Agentic-MME: What Agentic Capability Really Brings to Multimodal Intelligence?
Summary: arXiv:2604.03016v1 Announce Type: new
Abstract: Multimodal Large Language Models (MLLMs) are evolving from passive observers into active agents, solving problems through Visual Expansion (invoking visual tools) and Knowledge Expansion (open-web search). However, existing evaluations fall short: they lack flexible tool integration, test visual and search tools separately, and evaluate primarily by final answers. Consequently, they cannot verify if tools were actually invoked, applied correctly, or used efficiently. To address this, we introduce Agentic-MME, a process-verified benchmark for Multimodal Agentic Capabilities.
The Agentic-MME benchmark contains 418 real-world tasks across 6 domains and 3 difficulty levels to evaluate capability synergy. It features over 2,000 stepwise checkpoints that average 10+ person-hours of manual annotation per task. Each task includes a unified evaluation framework supporting sandboxed code and APIs, alongside a human reference trajectory annotated with stepwise checkpoints along dual-axis: S-axis and V-axis.
Why Agentic-MME Matters
As MLLMs continue to progress, understanding their capabilities becomes increasingly significant.
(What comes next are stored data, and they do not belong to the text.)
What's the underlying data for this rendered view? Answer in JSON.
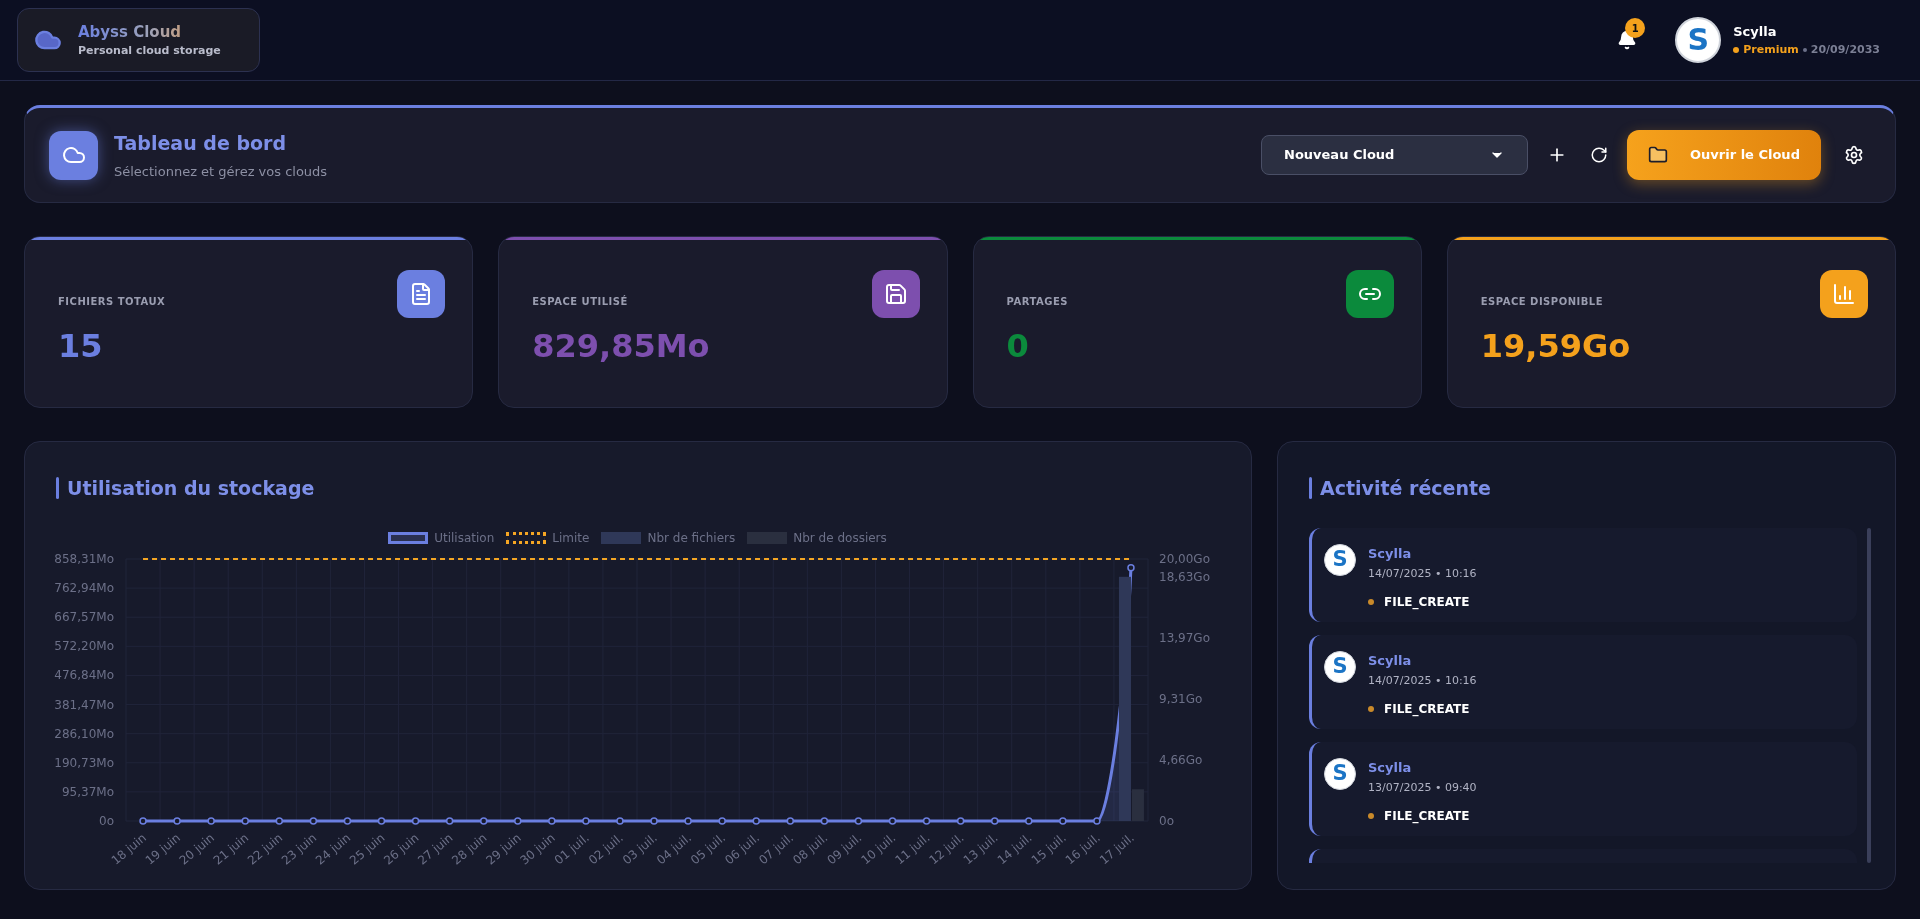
{
  "header": {
    "brand": {
      "name": "Abyss Cloud",
      "tagline": "Personal cloud storage"
    },
    "notifications": {
      "count": "1"
    },
    "user": {
      "avatar_letter": "S",
      "name": "Scylla",
      "plan": "Premium",
      "expiry": "20/09/2033"
    }
  },
  "dashboard": {
    "title": "Tableau de bord",
    "subtitle": "Sélectionnez et gérez vos clouds",
    "cloud_select": {
      "value": "Nouveau Cloud"
    },
    "open_button": "Ouvrir le Cloud"
  },
  "stats": [
    {
      "label": "FICHIERS TOTAUX",
      "value": "15",
      "color": "#6b7fe0",
      "kind": "files"
    },
    {
      "label": "ESPACE UTILISÉ",
      "value": "829,85Mo",
      "color": "#7d4fae",
      "kind": "used"
    },
    {
      "label": "PARTAGES",
      "value": "0",
      "color": "#0b8a3c",
      "kind": "shares"
    },
    {
      "label": "ESPACE DISPONIBLE",
      "value": "19,59Go",
      "color": "#f4a11c",
      "kind": "free"
    }
  ],
  "storage_chart": {
    "title": "Utilisation du stockage",
    "chart_data": {
      "type": "line",
      "legend": "top",
      "categories": [
        "18 juin",
        "19 juin",
        "20 juin",
        "21 juin",
        "22 juin",
        "23 juin",
        "24 juin",
        "25 juin",
        "26 juin",
        "27 juin",
        "28 juin",
        "29 juin",
        "30 juin",
        "01 juil.",
        "02 juil.",
        "03 juil.",
        "04 juil.",
        "05 juil.",
        "06 juil.",
        "07 juil.",
        "08 juil.",
        "09 juil.",
        "10 juil.",
        "11 juil.",
        "12 juil.",
        "13 juil.",
        "14 juil.",
        "15 juil.",
        "16 juil.",
        "17 juil."
      ],
      "series": [
        {
          "name": "Utilisation",
          "color": "#6b7fe0",
          "type": "area",
          "marker": "circle",
          "line_style": "solid",
          "values": [
            0,
            0,
            0,
            0,
            0,
            0,
            0,
            0,
            0,
            0,
            0,
            0,
            0,
            0,
            0,
            0,
            0,
            0,
            0,
            0,
            0,
            0,
            0,
            0,
            0,
            0,
            0,
            0,
            0,
            830
          ]
        },
        {
          "name": "Limite",
          "color": "#f5a623",
          "type": "line",
          "line_style": "dashed",
          "values": [
            858.31,
            858.31,
            858.31,
            858.31,
            858.31,
            858.31,
            858.31,
            858.31,
            858.31,
            858.31,
            858.31,
            858.31,
            858.31,
            858.31,
            858.31,
            858.31,
            858.31,
            858.31,
            858.31,
            858.31,
            858.31,
            858.31,
            858.31,
            858.31,
            858.31,
            858.31,
            858.31,
            858.31,
            858.31,
            858.31
          ]
        },
        {
          "name": "Nbr de fichiers",
          "color": "#2f3858",
          "type": "bar",
          "values": [
            null,
            null,
            null,
            null,
            null,
            null,
            null,
            null,
            null,
            null,
            null,
            null,
            null,
            null,
            null,
            null,
            null,
            null,
            null,
            null,
            null,
            null,
            null,
            null,
            null,
            null,
            null,
            null,
            null,
            800
          ]
        },
        {
          "name": "Nbr de dossiers",
          "color": "#2a2f3f",
          "type": "bar",
          "values": [
            null,
            null,
            null,
            null,
            null,
            null,
            null,
            null,
            null,
            null,
            null,
            null,
            null,
            null,
            null,
            null,
            null,
            null,
            null,
            null,
            null,
            null,
            null,
            null,
            null,
            null,
            null,
            null,
            null,
            104
          ]
        }
      ],
      "ylim": [
        0,
        858.31
      ],
      "yticks": [
        {
          "value": 0,
          "label": "0o"
        },
        {
          "value": 95.37,
          "label": "95,37Mo"
        },
        {
          "value": 190.73,
          "label": "190,73Mo"
        },
        {
          "value": 286.1,
          "label": "286,10Mo"
        },
        {
          "value": 381.47,
          "label": "381,47Mo"
        },
        {
          "value": 476.84,
          "label": "476,84Mo"
        },
        {
          "value": 572.2,
          "label": "572,20Mo"
        },
        {
          "value": 667.57,
          "label": "667,57Mo"
        },
        {
          "value": 762.94,
          "label": "762,94Mo"
        },
        {
          "value": 858.31,
          "label": "858,31Mo"
        }
      ],
      "y2lim": [
        0,
        20
      ],
      "y2ticks": [
        {
          "value": 0,
          "label": "0o"
        },
        {
          "value": 4.66,
          "label": "4,66Go"
        },
        {
          "value": 9.31,
          "label": "9,31Go"
        },
        {
          "value": 13.97,
          "label": "13,97Go"
        },
        {
          "value": 18.63,
          "label": "18,63Go"
        },
        {
          "value": 20,
          "label": "20,00Go"
        }
      ]
    }
  },
  "recent_activity": {
    "title": "Activité récente",
    "items": [
      {
        "avatar_letter": "S",
        "user": "Scylla",
        "time": "14/07/2025 • 10:16",
        "action": "FILE_CREATE"
      },
      {
        "avatar_letter": "S",
        "user": "Scylla",
        "time": "14/07/2025 • 10:16",
        "action": "FILE_CREATE"
      },
      {
        "avatar_letter": "S",
        "user": "Scylla",
        "time": "13/07/2025 • 09:40",
        "action": "FILE_CREATE"
      }
    ]
  }
}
Traditional evaluations typically concentrate on the final outcomes, neglecting the processes and steps undertaken to reach those conclusions. Agentic-MME aims to fill this gap by emphasizing the importance of process verification.
Key Features of Agentic-MME
- Real-World Task Variety: The benchmark encompasses a wide range of tasks, ensuring comprehensive evaluation across multiple domains.
- Stepwise Checkpoints: With over 2,000 checkpoints, researchers can gain insights into the decision-making processes of MLLMs.
- Unified Evaluation Framework: The framework facilitates the use of sandboxed tools and APIs, allowing for flexible integration and real-time testing.
- Dual-Axis Evaluation: The S-axis and V-axis provide a nuanced understanding of agentic capabilities and the effectiveness of tool usage.
Challenges in Multimodal Agentic Problem Solving
Despite the advancements, challenges remain. Experimental results indicate that even the best-performing model, Gemini3-pro, achieves only 56.3% overall accuracy, with a significant drop to 23.0% on Level-3 tasks. This underscores the inherent difficulty in real-world multimodal agentic problem solving.
Conclusion
Agentic-MME represents a significant step towards enhancing the evaluation of multimodal intelligence. By focusing on process verification and providing a robust framework, it seeks to ensure that MLLMs evolve into true problem-solving agents. The future of artificial intelligence lies not only in their ability to produce correct answers but also in the efficiency and correctness of the processes they employ to arrive at those answers.